O Procurador Geral da República (PGR) é o superior hierárquico dos procuradores do Ministério Público. Está no topo de uma hierarquia que ele próprio designa de “simulacro de hierarquia”, naquela sua célebre alusão à Rainha de Inglaterra.
Porquê? Porque a hierarquia está nessa aberração sindical. Quem manda no Ministério Público é o respectivo Sindicato. Que desrespeita, desautoriza, desafia e mina o PGR.
O principal responsável pelo que se passa no Ministério Público é o PGR. Uma responsabilidade formal mas que não se efectiva a partir de uma autoridade exercida.

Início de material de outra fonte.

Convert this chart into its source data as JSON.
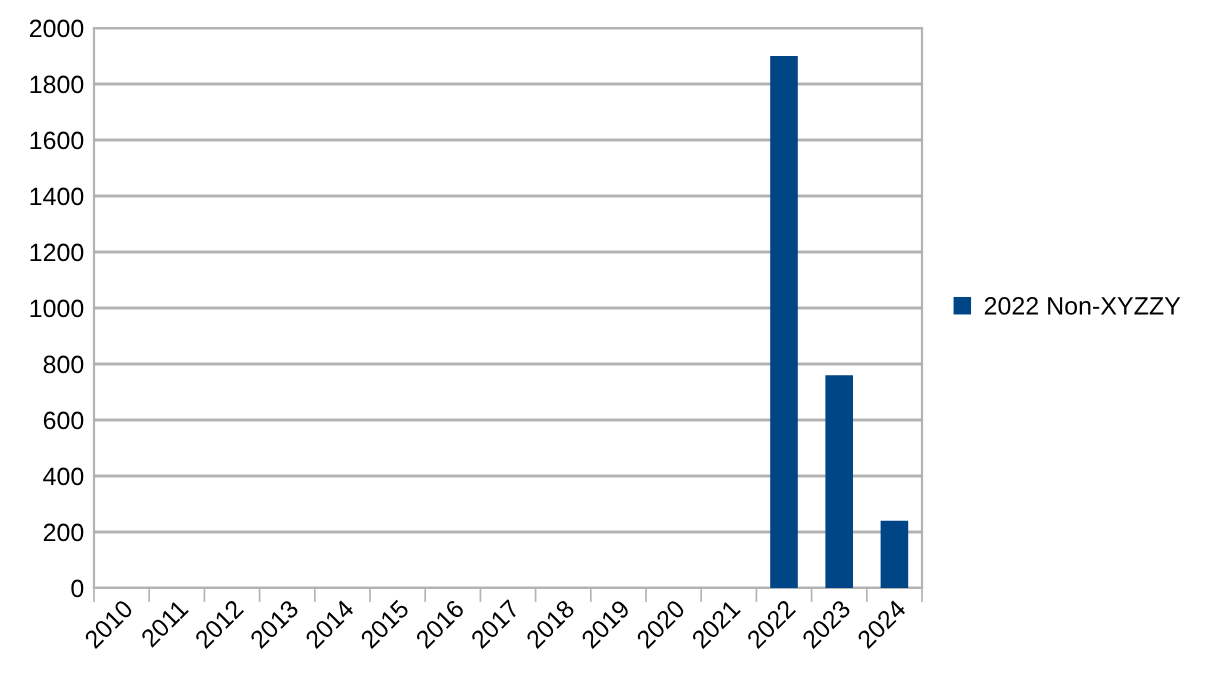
{
  "chart_data": {
    "type": "bar",
    "categories": [
      "2010",
      "2011",
      "2012",
      "2013",
      "2014",
      "2015",
      "2016",
      "2017",
      "2018",
      "2019",
      "2020",
      "2021",
      "2022",
      "2023",
      "2024"
    ],
    "series": [
      {
        "name": "2022 Non-XYZZY",
        "color": "#004586",
        "values": [
          null,
          null,
          null,
          null,
          null,
          null,
          null,
          null,
          null,
          null,
          null,
          null,
          1900,
          760,
          240
        ]
      }
    ],
    "ylim": [
      0,
      2000
    ],
    "yticks": [
      0,
      200,
      400,
      600,
      800,
      1000,
      1200,
      1400,
      1600,
      1800,
      2000
    ],
    "grid": "y",
    "legend": "right"
  }
}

Porquê? Por falta de poderes, conforme reclamava o PGR?
Não sei nem faço a mínima ideia se ao PGR faltam poderes. Mas parece-me que lhe falta coragem para utilizar os que tem. Para que quer mais poderes se não tem coragem para usar os que tem?
Esta guerra entre o Ministério Público (MP) e o PGR não é a dimensão pública de divergências ocasionais. Não é uma discussão pontual. É uma guerra civil entre um MP entrincheirado num inaceitável sindicato (para quando um sindicato dos deputados? E dos ministros?) e um PGR refém da falta de coragem política há muito instalada no país, que se verga a todos os corporativismos que lhe surjam pela frente.
Esta é uma guerra que, como os incêndios que foi deixando para segundo plano, vai destruindo o país consumindo-lhe as últimas réstias de esperança. Esta é uma guerra que permite notícias como esta do Expresso desta semana: Cândida Almeida negociou com os procuradores que queriam ouvir o primeiro-ministro – eles não levariam por diante essa ideia e, em troca, poderiam juntar as tais listas de perguntas por fazer ao despacho de arquivamento.
E nisto não se sabe para que serve o ministro da Justiça. Melhor, sabe-se que não serve para nada! É que, com tudo isto, o processo Freeport retirou ao governo toda e qualquer capacidade de intervenção na Justiça. Que continua a alimentar o lume brando em que o vai continuando a fritar. Irremediavelmente!